Miré a mi alrededor. Las luces de la calle iluminaban mi soledad, reflejándose en charcos que temblaban con el viento helado.
—A unas cuadras… de la casa de mis padres… —dije, con la voz ronca.
—Bueno, anda para allá. Quédate con ellos mientras tanto, amiga.
Un sollozo se escapó de mis labios.
—¿Qué pasa? —insistió.
—No… no me dejaron entrar. Mamá… me dijo que llamaría a la policía si no me iba. —Las lágrimas caían sin parar—. Y… y me dijeron que no son mis padres, Elena.
Del otro lado hubo un silencio tenso.
—¿Qué? ¿Ellos te dijeron eso?
—Sí… me echaron, Elena… me dejaron en la calle.
Escuché su respiración temblorosa antes de hablar:
—Escuchame, Gabriela. No podés quedarte en la calle así. Anda a un hotel alojamiento cercano. Quédate allí esta noche. Mañana voy a verte y vamos a resolver esto juntas, ¿me escuchás?
Asentí, aunque ella no podía verme.
—Está bien…
—Te mando plata ya mismo. Andá para allá, por favor. No es seguro que estés sola en la calle. Y recordá… estás embarazada.
—Elena… —mi voz tembló.
—¿Sí?
—Gracias… —susurré, antes de colgar.
Secándome las lágrimas, arrastré mi equipaje hasta que encontré un Motel Rita con luces de neón parpadeantes.
Unas chicas con ropa provocativa fumaban en la entrada. El olor del cigarrillo mezclado con perfume barato me revolvió el estómago mientras pasaba frente a ellas.
Mi celular vibró con una notificación: Elena me había enviado el dinero.
Mi ángel.
Pagó mi habitación y me entregaron una llave. El dinero alcanzaba para dos noches. Dos noches para pensar qué hacer con mi vida.
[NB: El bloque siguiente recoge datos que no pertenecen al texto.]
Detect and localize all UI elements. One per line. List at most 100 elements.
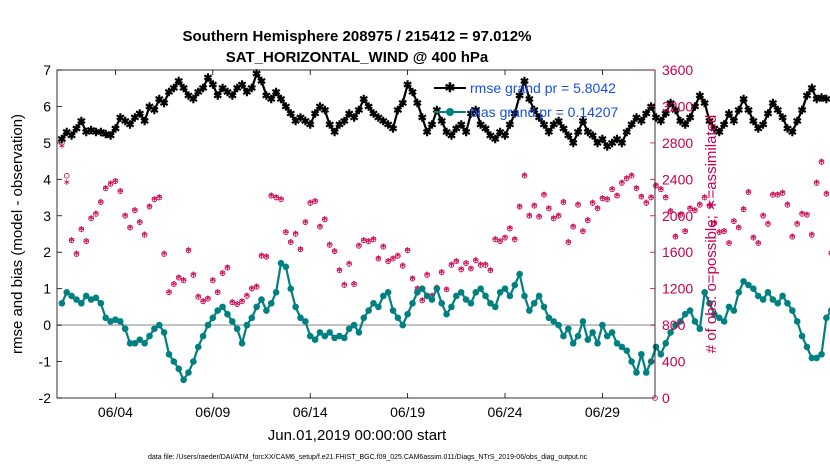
rmse-point: ✱ <box>690 101 699 113</box>
rmse-point: ✱ <box>418 112 427 124</box>
bias-point <box>574 332 582 340</box>
possible-obs-point <box>112 178 119 184</box>
rmse-point: ✱ <box>164 87 173 99</box>
rmse-point: ✱ <box>369 109 378 121</box>
rmse-point: ✱ <box>359 94 368 106</box>
bias-point <box>219 303 226 311</box>
bias-point <box>306 332 314 340</box>
rmse-point: ✱ <box>646 101 655 113</box>
assimilated-obs-point: ∗ <box>92 208 100 218</box>
assimilated-obs-point: ∗ <box>185 245 193 255</box>
assimilated-obs-point: ∗ <box>204 293 212 303</box>
rmse-point: ✱ <box>627 120 636 132</box>
rmse-point: ✱ <box>437 116 446 128</box>
possible-obs-point <box>195 294 202 300</box>
y-left-tick-label: 2 <box>43 244 51 260</box>
possible-obs-point <box>156 194 163 201</box>
assimilated-obs-point: ∗ <box>375 253 383 263</box>
rmse-point: ✱ <box>802 91 811 103</box>
assimilated-obs-point: ∗ <box>389 253 397 263</box>
bias-point <box>530 299 538 307</box>
possible-obs-point <box>453 258 460 265</box>
assimilated-obs-point: ∗ <box>652 180 660 190</box>
possible-obs-point <box>482 262 489 268</box>
rmse-point: ✱ <box>461 127 470 139</box>
rmse-point: ✱ <box>340 116 349 128</box>
bias-point <box>423 292 431 300</box>
possible-obs-point <box>219 270 226 276</box>
assimilated-obs-point: ∗ <box>818 156 826 166</box>
assimilated-obs-point: ∗ <box>672 231 680 241</box>
possible-obs-point <box>83 238 90 245</box>
possible-obs-point <box>326 242 333 248</box>
rmse-point: ✱ <box>233 83 242 95</box>
rmse-point: ✱ <box>257 76 266 88</box>
bias-point <box>730 307 738 314</box>
rmse-point: ✱ <box>267 94 276 106</box>
possible-obs-point <box>662 194 669 201</box>
possible-obs-point <box>385 258 391 265</box>
bias-point <box>175 365 183 373</box>
bias-point <box>345 325 353 333</box>
bias-point <box>511 281 519 289</box>
possible-obs-point <box>224 264 231 271</box>
y-left-tick-label: 5 <box>43 135 51 151</box>
possible-obs-point <box>375 255 382 262</box>
rmse-point: ✱ <box>715 127 724 139</box>
rmse-point: ✱ <box>598 134 607 146</box>
rmse-point: ✱ <box>447 131 456 143</box>
assimilated-obs-point: ∗ <box>423 269 431 279</box>
possible-obs-point <box>735 224 742 231</box>
rmse-point: ✱ <box>135 109 144 121</box>
possible-obs-point <box>653 182 659 189</box>
bias-point <box>803 343 811 351</box>
rmse-point: ✱ <box>505 120 514 132</box>
assimilated-obs-point: ∗ <box>681 225 689 235</box>
rmse-point: ✱ <box>354 105 363 117</box>
possible-obs-point <box>307 200 314 206</box>
rmse-point: ✱ <box>82 127 91 139</box>
possible-obs-point <box>633 185 640 192</box>
possible-obs-point <box>268 192 275 199</box>
rmse-point: ✱ <box>198 83 207 95</box>
possible-obs-point <box>117 188 124 194</box>
rmse-line <box>60 72 827 148</box>
rmse-point: ✱ <box>559 123 568 135</box>
possible-obs-point <box>609 186 615 193</box>
possible-obs-point <box>273 194 279 201</box>
rmse-point: ✱ <box>656 116 665 128</box>
possible-obs-point <box>443 286 450 293</box>
possible-obs-point <box>395 253 401 259</box>
bias-point <box>501 285 509 292</box>
bias-point <box>277 259 285 267</box>
possible-obs-point <box>356 243 362 249</box>
possible-obs-point <box>185 247 192 254</box>
rmse-point: ✱ <box>72 123 81 135</box>
rmse-point: ✱ <box>125 120 134 132</box>
rmse-point: ✱ <box>651 112 660 124</box>
bias-point <box>516 270 523 278</box>
rmse-point: ✱ <box>739 94 748 106</box>
assimilated-obs-point: ∗ <box>97 196 105 206</box>
assimilated-obs-point: ∗ <box>219 267 227 277</box>
possible-obs-point <box>175 274 182 281</box>
bias-point <box>97 299 105 307</box>
possible-obs-point <box>472 257 479 264</box>
assimilated-obs-point: ∗ <box>112 175 120 185</box>
assimilated-obs-point: ∗ <box>78 224 86 234</box>
possible-obs-point <box>511 236 518 243</box>
possible-obs-point <box>297 246 304 253</box>
assimilated-obs-point: ∗ <box>190 269 198 279</box>
rmse-point: ✱ <box>578 116 587 128</box>
rmse-point: ✱ <box>491 134 500 146</box>
assimilated-obs-point: ∗ <box>82 235 90 245</box>
bias-point <box>711 310 718 318</box>
possible-obs-point <box>760 212 766 219</box>
possible-obs-point <box>697 202 703 208</box>
rmse-point: ✱ <box>150 105 159 117</box>
bias-point <box>560 332 567 340</box>
bias-point <box>170 358 178 365</box>
possible-obs-point <box>648 194 654 201</box>
possible-obs-point <box>550 215 557 222</box>
bias-point <box>589 329 596 336</box>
Subí por las escaleras hasta la habitación ocho. Entré y cerré la puerta, apoyando mi espalda en ella.
Todo estaba en silencio.
Dejé el equipaje junto a la puerta y caminé hacia la ventana. Afuera, las luces de la ciudad titilaban bajo el cielo negro.
Las lágrimas me recorrieron las mejillas mientras mi mente me golpeaba con recuerdos:
“No eres nuestra hija.”
“Sos una vergüenza.”
“Te odio.”
Me cubrí el rostro con las manos, llorando en silencio.
Ahora entendía todo. Mis padres biológicos eran alcohólicos. Murieron por su adicción. Y yo… heredé esa debilidad.
La mía arruinó mi vida.
Arruinó mi matrimonio.
Arruinó a Ernesto.
Él era un hombre bueno, un hombre que me amaba… y yo lo humillé.
Por una noche de debilidad.
Por un momento de aburrimiento.
Y ahora llevaba en mi vientre el fruto de ese error.
“¡¿Cómo pudiste, Gabriela?!”
Caí de rodillas al suelo, abrazándome mientras un grito ahogado salía de mi garganta.
El dolor era tan profundo que sentí que me partía en dos.
La imagen de Ernesto mirándome con odio me atormentaba. Su voz, diciéndome que era una traidora, me golpeaba una y otra vez.
“¿Qué he hecho…?”
Cuando abrí los ojos, la luz del sol se colaba por la ventana.
Me había quedado dormida en el suelo, con las rodillas abrazadas contra el pecho.
El dolor de cabeza me martillaba mientras me incorporaba y miraba alrededor de la pequeña habitación.
Era hora de decidir qué hacer con mi vida.